Le garanzie che invoca Kiev – secondo una bozza in 15 punti in discussione tra le parti pubblicata dal Financial Times – potrebbero essere fornite da Stati Uniti, Gran Bretagna e Turchia, ma con la rinuncia dell'Ucraina ad ospitare basi militari straniere.
In questo caso, si chiedono osservatori stranieri a conoscenza degli argomenti in discussione, in cosa consisterebbero queste garanzie? Se in futuro ci fosse un nuovo attacco russo, questi Paesi sarebbero disposti a intervenire militarmente per difendere Kiev?
La giornata si era aperta con speranze di compromesso
La giornata si è aperta con le dichiarazioni distensive del presidente ucraino Volodymyr Zelensky, che ha parlato di un atteggiamento «più realistico» di Mosca, e quelle del ministro degli Esteri russo Serghei Lavrov, che ha accennato alla «possibilità di un compromesso».
A parlare per il capo della diplomazia del Cremlino è stato anche il linguaggio del corpo, in un'intervista concessa non alla televisione di Stato ma all'emittente privata Rbk: più rilassato rispetto ad apparizioni precedenti, Lavrov ha usato anche toni meno aggressivi, rinunciando per esempio a parlare di denazificazione dell'Ucraina e puntando piuttosto sulla «neutralità» di Kiev.
I negoziati hanno smorzato gli enstusiasmi
Mentre le ore passavano, però, nuove dichiarazioni hanno smorzato in parte gli entusiasmi. Il compromesso a cui pensa il Cremlino, ha detto il portavoce Dmitry Peskov, è una neutralità dell'Ucraina sul modello svedese o austriaco.
Un'ipotesi subito respinta dal capo negoziatore ucraino, Mykhailo Podolyak, secondo il quale «l'Ucraina è in uno stato di guerra diretta con la Russia, pertanto il modello può essere solo ucraino», con adeguate «garanzie di sicurezza» internazionali contro eventuali nuove aggressioni da parte di Mosca.
Nei colloqui però qualche passo si è fatto
La difficoltà a trovare un meccanismo credibile per rispondere alle esigenze di sicurezza ucraine sembra un ostacolo difficilmente superabile, anche se finora i negoziati hanno effettivamente fatto qualche passo significativo, registrato con esultanza dalle Borse.
Per esempio la rinuncia della Russia alla richiesta iniziale di destituire Zelensky, che Mosca apparentemente riteneva un obiettivo facilmente raggiungibile nell'ambito di una guerra lampo che avrebbe avuto l'appoggio della vasta parte di popolazione russofona.
Invece anche tra i moltissimi ucraini che parlano il russo – non solo nell'est del Paese ma anche a Kiev e in molte altre città, come Odessa – c'è stato un vasto sostegno al presidente.

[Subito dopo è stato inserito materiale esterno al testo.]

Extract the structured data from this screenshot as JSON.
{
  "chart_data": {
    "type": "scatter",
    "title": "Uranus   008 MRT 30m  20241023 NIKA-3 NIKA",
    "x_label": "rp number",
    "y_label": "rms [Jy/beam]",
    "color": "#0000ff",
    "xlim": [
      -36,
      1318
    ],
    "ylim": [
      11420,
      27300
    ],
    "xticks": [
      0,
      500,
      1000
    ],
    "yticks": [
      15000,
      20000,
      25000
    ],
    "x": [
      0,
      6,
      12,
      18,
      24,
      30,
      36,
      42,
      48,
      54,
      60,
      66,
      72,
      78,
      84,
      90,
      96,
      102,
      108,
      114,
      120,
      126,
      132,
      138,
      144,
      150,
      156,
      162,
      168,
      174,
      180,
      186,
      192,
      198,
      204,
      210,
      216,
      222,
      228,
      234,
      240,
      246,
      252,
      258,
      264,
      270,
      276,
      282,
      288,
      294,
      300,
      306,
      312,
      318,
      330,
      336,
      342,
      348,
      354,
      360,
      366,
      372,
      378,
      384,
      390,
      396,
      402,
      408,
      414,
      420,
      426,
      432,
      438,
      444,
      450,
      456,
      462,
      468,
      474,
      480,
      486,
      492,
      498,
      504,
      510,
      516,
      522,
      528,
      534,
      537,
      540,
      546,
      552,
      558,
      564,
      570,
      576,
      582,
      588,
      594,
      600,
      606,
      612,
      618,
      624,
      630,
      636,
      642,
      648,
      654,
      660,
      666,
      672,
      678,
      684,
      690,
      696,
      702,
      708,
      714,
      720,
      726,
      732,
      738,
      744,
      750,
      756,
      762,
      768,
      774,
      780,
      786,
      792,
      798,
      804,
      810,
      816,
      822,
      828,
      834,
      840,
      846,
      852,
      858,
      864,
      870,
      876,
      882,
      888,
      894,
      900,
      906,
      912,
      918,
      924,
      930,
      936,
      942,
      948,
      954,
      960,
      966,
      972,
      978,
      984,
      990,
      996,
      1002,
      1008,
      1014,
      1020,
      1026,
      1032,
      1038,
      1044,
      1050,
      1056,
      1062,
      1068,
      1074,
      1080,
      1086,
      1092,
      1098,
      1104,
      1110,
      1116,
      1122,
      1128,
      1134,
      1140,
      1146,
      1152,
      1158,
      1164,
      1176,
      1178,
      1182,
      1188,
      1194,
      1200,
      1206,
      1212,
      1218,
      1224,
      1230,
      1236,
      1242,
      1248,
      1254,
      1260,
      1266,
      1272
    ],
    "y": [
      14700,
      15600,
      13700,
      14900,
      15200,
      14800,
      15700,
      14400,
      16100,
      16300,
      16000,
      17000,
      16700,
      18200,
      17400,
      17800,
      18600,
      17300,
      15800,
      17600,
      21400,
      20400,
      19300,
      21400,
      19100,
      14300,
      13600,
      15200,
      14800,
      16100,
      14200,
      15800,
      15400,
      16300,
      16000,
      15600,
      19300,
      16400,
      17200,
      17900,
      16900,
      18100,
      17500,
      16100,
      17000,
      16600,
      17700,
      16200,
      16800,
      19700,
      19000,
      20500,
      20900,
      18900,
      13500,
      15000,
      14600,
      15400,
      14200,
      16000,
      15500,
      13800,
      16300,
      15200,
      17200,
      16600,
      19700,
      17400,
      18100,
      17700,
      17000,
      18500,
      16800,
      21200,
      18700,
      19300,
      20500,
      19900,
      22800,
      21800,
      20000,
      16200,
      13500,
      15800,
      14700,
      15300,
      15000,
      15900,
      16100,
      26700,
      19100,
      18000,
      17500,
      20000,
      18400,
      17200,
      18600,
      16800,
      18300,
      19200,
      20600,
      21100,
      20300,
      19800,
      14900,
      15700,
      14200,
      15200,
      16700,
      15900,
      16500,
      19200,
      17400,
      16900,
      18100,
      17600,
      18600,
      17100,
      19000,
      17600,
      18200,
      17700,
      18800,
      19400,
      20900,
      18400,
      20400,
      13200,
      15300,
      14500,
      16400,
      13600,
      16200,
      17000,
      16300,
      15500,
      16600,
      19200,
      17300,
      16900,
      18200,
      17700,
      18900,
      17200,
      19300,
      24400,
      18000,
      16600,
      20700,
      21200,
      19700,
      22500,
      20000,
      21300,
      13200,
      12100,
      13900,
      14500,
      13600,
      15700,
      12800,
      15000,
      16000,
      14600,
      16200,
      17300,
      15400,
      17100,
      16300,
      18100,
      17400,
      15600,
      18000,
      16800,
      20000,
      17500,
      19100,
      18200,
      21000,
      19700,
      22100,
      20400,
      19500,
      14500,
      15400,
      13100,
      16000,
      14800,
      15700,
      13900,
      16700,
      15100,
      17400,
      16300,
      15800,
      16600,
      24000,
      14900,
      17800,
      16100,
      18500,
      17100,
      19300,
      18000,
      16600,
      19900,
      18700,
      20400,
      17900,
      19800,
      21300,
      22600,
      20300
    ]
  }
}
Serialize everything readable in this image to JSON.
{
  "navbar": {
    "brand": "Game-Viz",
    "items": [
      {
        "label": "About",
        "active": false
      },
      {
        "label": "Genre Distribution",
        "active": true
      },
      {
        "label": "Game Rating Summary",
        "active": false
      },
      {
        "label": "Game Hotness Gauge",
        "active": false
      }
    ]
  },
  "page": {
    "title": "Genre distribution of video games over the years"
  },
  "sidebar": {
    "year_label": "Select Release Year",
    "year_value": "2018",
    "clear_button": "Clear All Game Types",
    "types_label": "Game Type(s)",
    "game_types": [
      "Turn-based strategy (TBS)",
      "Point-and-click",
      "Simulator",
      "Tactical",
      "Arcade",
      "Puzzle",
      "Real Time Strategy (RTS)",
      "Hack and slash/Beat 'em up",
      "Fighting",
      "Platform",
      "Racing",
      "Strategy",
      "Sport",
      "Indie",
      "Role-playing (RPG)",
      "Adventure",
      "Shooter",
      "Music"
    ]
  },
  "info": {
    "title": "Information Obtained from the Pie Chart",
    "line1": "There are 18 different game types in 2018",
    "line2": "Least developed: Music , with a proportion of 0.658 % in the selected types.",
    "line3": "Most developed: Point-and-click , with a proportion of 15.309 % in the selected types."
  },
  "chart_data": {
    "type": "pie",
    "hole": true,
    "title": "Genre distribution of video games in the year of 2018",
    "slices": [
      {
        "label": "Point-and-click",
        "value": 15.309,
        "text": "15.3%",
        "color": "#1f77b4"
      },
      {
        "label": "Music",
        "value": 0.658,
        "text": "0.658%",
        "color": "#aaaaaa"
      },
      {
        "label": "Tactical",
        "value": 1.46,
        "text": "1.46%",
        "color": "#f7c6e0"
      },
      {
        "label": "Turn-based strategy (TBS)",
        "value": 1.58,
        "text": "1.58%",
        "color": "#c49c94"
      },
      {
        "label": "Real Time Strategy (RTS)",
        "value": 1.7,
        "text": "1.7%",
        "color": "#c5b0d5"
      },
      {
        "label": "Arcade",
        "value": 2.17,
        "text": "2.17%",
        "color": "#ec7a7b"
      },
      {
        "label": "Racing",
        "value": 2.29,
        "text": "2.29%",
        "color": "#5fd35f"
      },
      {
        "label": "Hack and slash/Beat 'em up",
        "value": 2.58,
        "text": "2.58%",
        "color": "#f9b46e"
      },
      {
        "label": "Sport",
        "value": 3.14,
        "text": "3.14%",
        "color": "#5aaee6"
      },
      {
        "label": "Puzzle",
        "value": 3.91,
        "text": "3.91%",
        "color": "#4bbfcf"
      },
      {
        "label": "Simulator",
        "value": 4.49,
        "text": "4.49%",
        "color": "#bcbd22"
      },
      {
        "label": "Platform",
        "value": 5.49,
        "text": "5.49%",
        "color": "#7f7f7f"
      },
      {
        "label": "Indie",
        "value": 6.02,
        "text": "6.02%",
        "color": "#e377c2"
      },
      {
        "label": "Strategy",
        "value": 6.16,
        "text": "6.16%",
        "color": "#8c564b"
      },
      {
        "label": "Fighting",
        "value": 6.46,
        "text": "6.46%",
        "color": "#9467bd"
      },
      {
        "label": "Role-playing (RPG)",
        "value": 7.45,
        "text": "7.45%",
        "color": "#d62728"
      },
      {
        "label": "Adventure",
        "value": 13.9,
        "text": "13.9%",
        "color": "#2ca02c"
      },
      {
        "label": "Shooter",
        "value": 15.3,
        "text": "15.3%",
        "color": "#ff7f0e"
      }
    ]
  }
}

Putin si è quindi ritrovato impantanato. E se anche vincesse il conflitto militare, non sarebbe facile per lui controllare il Paese. Forse per questo oggi ha assicurato che «l'obiettivo della Russia non è occupare l'Ucraina».
Ma se decidesse di ritirarsi dovrebbe comunque portare a casa qualche risultato che giustifichi i costi imposti all'economia russa.
Per esempio, appunto, il riconoscimento della Crimea russa e la conquista di Mariupol e della striscia di territorio che collega le repubbliche filo-russe del Donbass con la penisola. Obiettivo che gli consentirebbe anche di assicurare le forniture idriche alla stessa Crimea, oggi carenti.
La Turchia come mediatrice
«Dobbiamo accelerare le azioni a livello diplomatico», ha affermato il presidente turco Recep Tayyip Erdogan, il cui Paese sembra quello più impegnato nell'opera di mediazione.
Il ministro degli Esteri Mevlut Cavusoglu, che ha incontrato Lavrov a Mosca e nelle prossime ore sarà a Kiev, ha portato la proposta di Ankara di ospitare un vertice Putin-Zelensky, che per ora sembra difficilmente realizzabile.
Mentre l'iniziativa di Israele sembra aver subito una brusca frenata.